The US Attorney’s office for The State of New York says since at least 2008, Anonymous has been a loose confederation of computer hackers and
others. Monsegur and the other members of Anonymous took responsibility for a number of cyber attacks between December 2010 and June 2011, including denial of service (“DoS”) attacks against the websites of Visa, MasterCard, and PayPal, as retaliation for the refusal of these companies to process donations to Wikileaks, as well as hacks or DoS attacks on foreign government computer systems.

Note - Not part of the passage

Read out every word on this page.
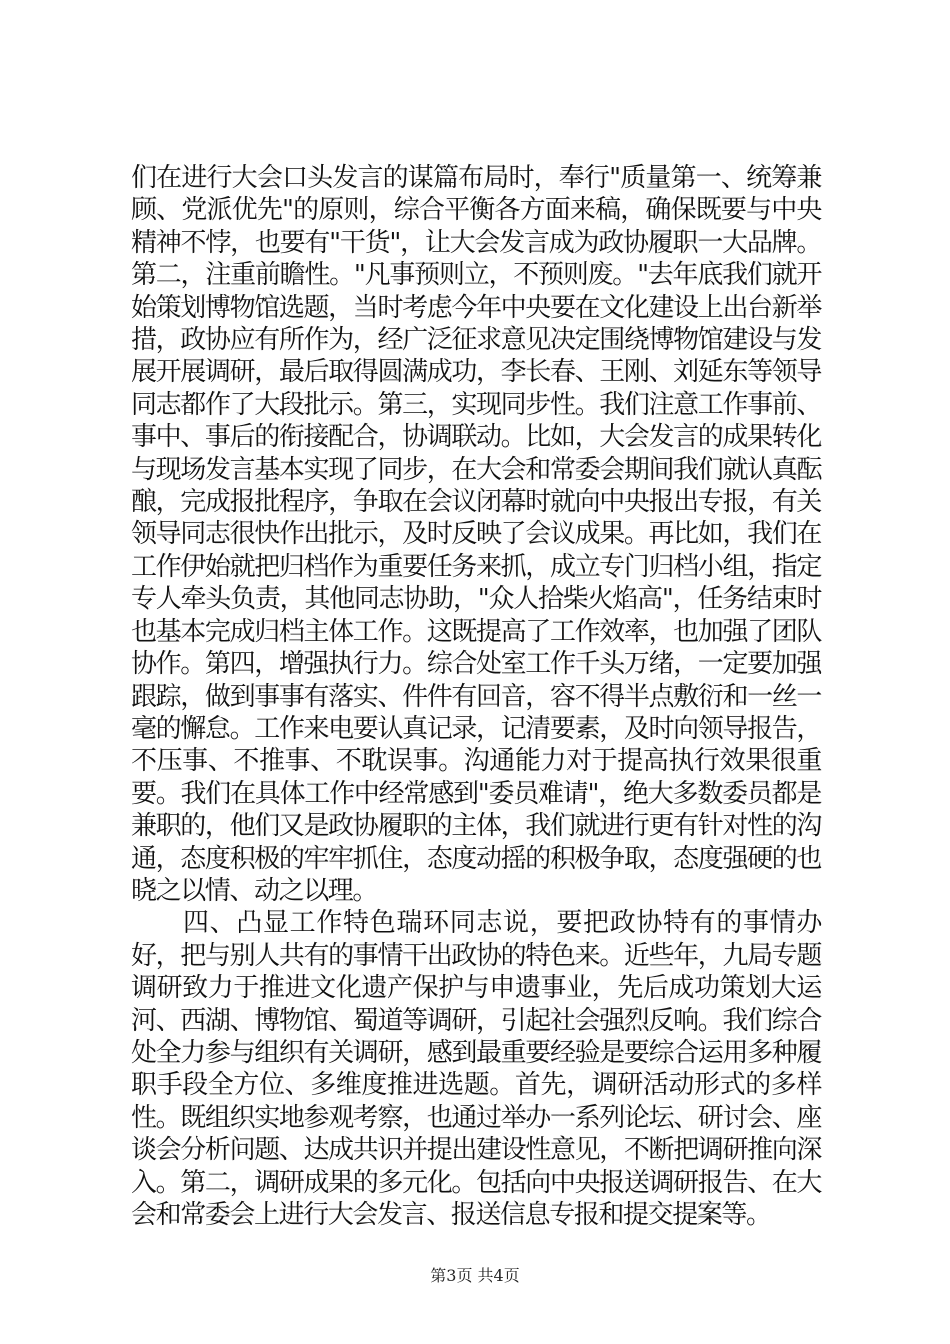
们在进行大会口头发言的谋篇布局时，奉行"质量第一、统筹兼顾、党派优先"的原则，综合平衡各方面来稿，确保既要与中央精神不悖，也要有"干货"，让大会发言成为政协履职一大品牌。第二，注重前瞻性。"凡事预则立，不预则废。"去年底我们就开始策划博物馆选题，当时考虑今年中央要在文化建设上出台新举措，政协应有所作为，经广泛征求意见决定围绕博物馆建设与发展开展调研，最后取得圆满成功，李长春、王刚、刘延东等领导同志都作了大段批示。第三，实现同步性。我们注意工作事前、事中、事后的衔接配合，协调联动。比如，大会发言的成果转化与现场发言基本实现了同步，在大会和常委会期间我们就认真酝酿，完成报批程序，争取在会议闭幕时就向中央报出专报，有关领导同志很快作出批示，及时反映了会议成果。再比如，我们在工作伊始就把归档作为重要任务来抓，成立专门归档小组，指定专人牵头负责，其他同志协助，"众人拾柴火焰高"，任务结束时也基本完成归档主体工作。这既提高了工作效率，也加强了团队协作。第四，增强执行力。综合处室工作千头万绪，一定要加强跟踪，做到事事有落实、件件有回音，容不得半点敷衍和一丝一毫的懈怠。工作来电要认真记录，记清要素，及时向领导报告，不压事、不推事、不耽误事。沟通能力对于提高执行效果很重要。我们在具体工作中经常感到"委员难请"，绝大多数委员都是兼职的，他们又是政协履职的主体，我们就进行更有针对性的沟通，态度积极的牢牢抓住，态度动摇的积极争取，态度强硬的也晓之以情、动之以理。

四、凸显工作特色瑞环同志说，要把政协特有的事情办好，把与别人共有的事情干出政协的特色来。近些年，九局专题调研致力于推进文化遗产保护与申遗事业，先后成功策划大运河、西湖、博物馆、蜀道等调研，引起社会强烈反响。我们综合处全力参与组织有关调研，感到最重要经验是要综合运用多种履职手段全方位、多维度推进选题。首先，调研活动形式的多样性。既组织实地参观考察，也通过举办一系列论坛、研讨会、座谈会分析问题、达成共识并提出建设性意见，不断把调研推向深入。第二，调研成果的多元化。包括向中央报送调研报告、在大会和常委会上进行大会发言、报送信息专报和提交提案等。

第3页 共4页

Between December 2010 and May 2011, members of Internet Feds similarly waged a deliberate campaign of online destruction, intimidation, and criminality. Members of Internet Feds engaged in a series of cyber attacks that included breaking into computer systems, stealing confidential information, publicly disclosing stolen confidential information, hijacking victims’email and Twitter accounts, and defacing victims’ Internet websites. Specifically, Ackroyd,
Davis, Martyn, O’Cearrbhail and Monsegur, as members of InternetFeds, conspired to commit computer hacks including: the hack of the website of Fine Gael, a political party in Ireland; the hack of computer systems used by security firms HBGary, Inc. and its affiliate HBGary Federal, LLC, from which Internet Feds stole confidential data pertaining to 80,000 user accounts; and the hack of computer systems used by Fox, from which Internet Feds stole confidential data relating to more than 70,000 potential contestants on Fox’s “X-Factor.”
In May 2011, following the publicity that they had generated as a result of their hacks, including those of Fine Gael and HBGary, Ackroyd, Davis, Martyn, and Monsegur formed and became the principal members of a new hacking group called “Lulz Security” or “LulzSec.” Like Internet Feds, LulzSec undertook a campaign of malicious cyber assaults on the websites and computer systems of various business and governmental entities in the US and throughout the world. Specifically, Ackroyd, Davis, Martyn, and Monsegur, as members of LulzSec, conspired to commit computer hacks including the hacks of computer systems used by the PBS, in retaliation for what LulzSec perceived to be unfavorable news coverage in an episode of “Frontline”; Sony Pictures Entertainment, in which LulzSec stole confidential data concerning about 100,000 users of Sony’s website; and Bethesda Softworks, a video game company based in Maryland, in which LulzSec stole confidential info for some 200,000 users of Bethesda’s website.